Puck’s annual charity event, “ The American Food & Wine Festival,” is the closest in scope to the “Taste of Beverly Hills” but only a smattering of local chefs are invited to participate. It is ironic, or synchronistic, that international award-winning pastry chef Sherry Yard from Puck’s restaurants that hosts the event, is always “beating the band for our local cuisine and chefs.” Sherry, sunny and outgoing as always, was beaming at “90210” the first evenings dressed in fashionable “civilian clothes.”

L.A. Chefs greeting each other, who don’t often one another socially in our town without a center, brought back memories of the first food show 25 years ago, LA a La Carte, where owners also worked the booth and were excited to be there just because it was all so new. Two of the more famous ones were Celestino and Gaicomo Drago of the Drago empire were in the house. The new guard was represented by Luke Nicola, son of low-key mainstay, owner-chef Larry Nicola of Nic’s.

The difference these days is the influence and impact of the media, both local and national, a fostering a family via radio, TV and internet. Local restaurant owner and radio host Evan Kleiman may have curated the 90210 event to “recognize the diversity of neighborhoods that have shaped and inspired the Los Angeles culinary scene” but it was sponsored by national Food and Wine Magazine, the Food Television Network (and its new baby, the Cooking Channel) and LG Kitchen Appliances.

Kleiman herself, celebrating a quarter of a century at Angeli and lovingly serving pasta at 90210, is now known as much for hosting KCRW’s “Good Food” as for her restaurant.

Campanile founders Nancy Silverston and Mark Peel, who met and worked in the first Spago were at opposite ends of the two tents. Nancy personally put her own touches on her Italian-style farm veggie and cheese plates. At the exact opposite corner of the tent across the way,, her ex, owner Mark Peel, represented Campanile, and new concepts at The Tar Pit and The Pointe.

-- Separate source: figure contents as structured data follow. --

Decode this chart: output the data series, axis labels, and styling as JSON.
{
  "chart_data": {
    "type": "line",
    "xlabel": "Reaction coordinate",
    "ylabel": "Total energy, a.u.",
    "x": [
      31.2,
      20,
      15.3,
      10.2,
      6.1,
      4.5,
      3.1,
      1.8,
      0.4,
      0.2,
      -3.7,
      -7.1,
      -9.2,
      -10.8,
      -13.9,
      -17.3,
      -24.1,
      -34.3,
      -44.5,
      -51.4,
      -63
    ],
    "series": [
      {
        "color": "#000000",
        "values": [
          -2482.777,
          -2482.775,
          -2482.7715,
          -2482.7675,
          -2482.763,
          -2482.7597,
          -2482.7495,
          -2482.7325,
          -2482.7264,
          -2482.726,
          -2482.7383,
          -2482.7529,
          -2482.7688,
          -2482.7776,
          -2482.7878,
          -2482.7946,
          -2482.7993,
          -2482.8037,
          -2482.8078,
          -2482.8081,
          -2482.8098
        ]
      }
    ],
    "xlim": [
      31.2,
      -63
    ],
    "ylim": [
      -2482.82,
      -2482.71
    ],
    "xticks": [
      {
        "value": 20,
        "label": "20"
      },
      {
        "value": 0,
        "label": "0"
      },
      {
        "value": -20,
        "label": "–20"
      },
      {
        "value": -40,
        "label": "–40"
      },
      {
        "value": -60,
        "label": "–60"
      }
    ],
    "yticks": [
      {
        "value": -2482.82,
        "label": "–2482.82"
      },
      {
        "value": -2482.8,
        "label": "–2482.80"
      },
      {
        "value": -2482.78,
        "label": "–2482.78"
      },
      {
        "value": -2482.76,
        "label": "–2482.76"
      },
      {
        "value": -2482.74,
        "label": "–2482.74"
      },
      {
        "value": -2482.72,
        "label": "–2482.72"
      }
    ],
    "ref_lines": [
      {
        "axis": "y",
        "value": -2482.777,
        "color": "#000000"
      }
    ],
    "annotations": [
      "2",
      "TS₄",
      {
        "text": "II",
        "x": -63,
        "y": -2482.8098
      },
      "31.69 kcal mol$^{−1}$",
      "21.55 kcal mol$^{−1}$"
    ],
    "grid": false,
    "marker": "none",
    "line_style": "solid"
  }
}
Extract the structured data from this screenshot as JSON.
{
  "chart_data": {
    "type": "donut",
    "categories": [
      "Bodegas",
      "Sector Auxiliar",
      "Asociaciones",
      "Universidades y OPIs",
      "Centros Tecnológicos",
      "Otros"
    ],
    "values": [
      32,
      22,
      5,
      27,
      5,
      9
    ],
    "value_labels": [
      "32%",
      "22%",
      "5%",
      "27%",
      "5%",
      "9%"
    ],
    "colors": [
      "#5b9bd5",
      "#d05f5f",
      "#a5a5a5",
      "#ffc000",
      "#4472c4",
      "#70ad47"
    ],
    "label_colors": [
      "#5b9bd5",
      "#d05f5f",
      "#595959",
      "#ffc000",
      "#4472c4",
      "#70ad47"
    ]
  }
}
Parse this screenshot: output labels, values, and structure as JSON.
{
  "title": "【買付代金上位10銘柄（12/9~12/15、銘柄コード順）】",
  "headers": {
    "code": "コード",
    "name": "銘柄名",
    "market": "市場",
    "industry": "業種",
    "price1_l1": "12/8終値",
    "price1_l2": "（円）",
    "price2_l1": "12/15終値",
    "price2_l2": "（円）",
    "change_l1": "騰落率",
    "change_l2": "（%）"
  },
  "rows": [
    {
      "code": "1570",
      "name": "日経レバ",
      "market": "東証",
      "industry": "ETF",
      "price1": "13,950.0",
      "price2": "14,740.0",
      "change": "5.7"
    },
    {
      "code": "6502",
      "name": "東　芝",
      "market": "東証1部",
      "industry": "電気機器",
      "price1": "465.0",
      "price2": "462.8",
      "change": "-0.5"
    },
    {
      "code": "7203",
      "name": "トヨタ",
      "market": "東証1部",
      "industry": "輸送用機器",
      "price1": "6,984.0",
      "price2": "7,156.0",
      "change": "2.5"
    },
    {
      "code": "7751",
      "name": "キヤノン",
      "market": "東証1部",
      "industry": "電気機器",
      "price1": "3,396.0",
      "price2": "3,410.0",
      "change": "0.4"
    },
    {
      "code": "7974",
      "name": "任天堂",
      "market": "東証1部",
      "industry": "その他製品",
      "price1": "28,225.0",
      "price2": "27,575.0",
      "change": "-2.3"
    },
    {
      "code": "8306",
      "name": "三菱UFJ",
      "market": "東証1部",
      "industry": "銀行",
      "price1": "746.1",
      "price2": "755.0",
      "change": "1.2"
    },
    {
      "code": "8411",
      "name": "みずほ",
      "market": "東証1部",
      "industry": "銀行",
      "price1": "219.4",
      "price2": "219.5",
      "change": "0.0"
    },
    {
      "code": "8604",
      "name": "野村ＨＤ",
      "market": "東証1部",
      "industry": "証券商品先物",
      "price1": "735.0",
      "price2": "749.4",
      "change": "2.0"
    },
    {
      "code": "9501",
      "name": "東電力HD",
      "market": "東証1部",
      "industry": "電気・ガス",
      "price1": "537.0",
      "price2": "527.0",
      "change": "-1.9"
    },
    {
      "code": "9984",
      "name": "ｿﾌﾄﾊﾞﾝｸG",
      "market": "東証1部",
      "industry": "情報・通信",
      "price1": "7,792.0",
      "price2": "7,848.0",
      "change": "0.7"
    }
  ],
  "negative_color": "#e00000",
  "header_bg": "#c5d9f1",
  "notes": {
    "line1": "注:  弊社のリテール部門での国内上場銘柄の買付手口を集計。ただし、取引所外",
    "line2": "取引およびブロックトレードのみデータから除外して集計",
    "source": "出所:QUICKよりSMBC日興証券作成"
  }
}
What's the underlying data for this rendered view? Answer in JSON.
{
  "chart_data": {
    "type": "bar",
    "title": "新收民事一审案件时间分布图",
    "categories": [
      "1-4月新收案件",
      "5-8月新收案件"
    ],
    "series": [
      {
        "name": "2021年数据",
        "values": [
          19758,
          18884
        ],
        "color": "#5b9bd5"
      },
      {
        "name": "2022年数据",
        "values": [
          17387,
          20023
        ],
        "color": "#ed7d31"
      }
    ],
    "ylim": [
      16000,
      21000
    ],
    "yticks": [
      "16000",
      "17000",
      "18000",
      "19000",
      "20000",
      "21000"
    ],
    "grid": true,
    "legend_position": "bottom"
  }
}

The Tar Pit served an unusual Marguey Mescal, delicious. Mark, served the grilled cheese sandwiches, the buzz of the crowd, a Campanile signature Thursday night for over a decade now. He chided guests (like me) who didn’t want to eat bread “because it’s part of the dish that makes it the dish,” he chuckled. As further enticement he added, “Even Nancy eats bread now.”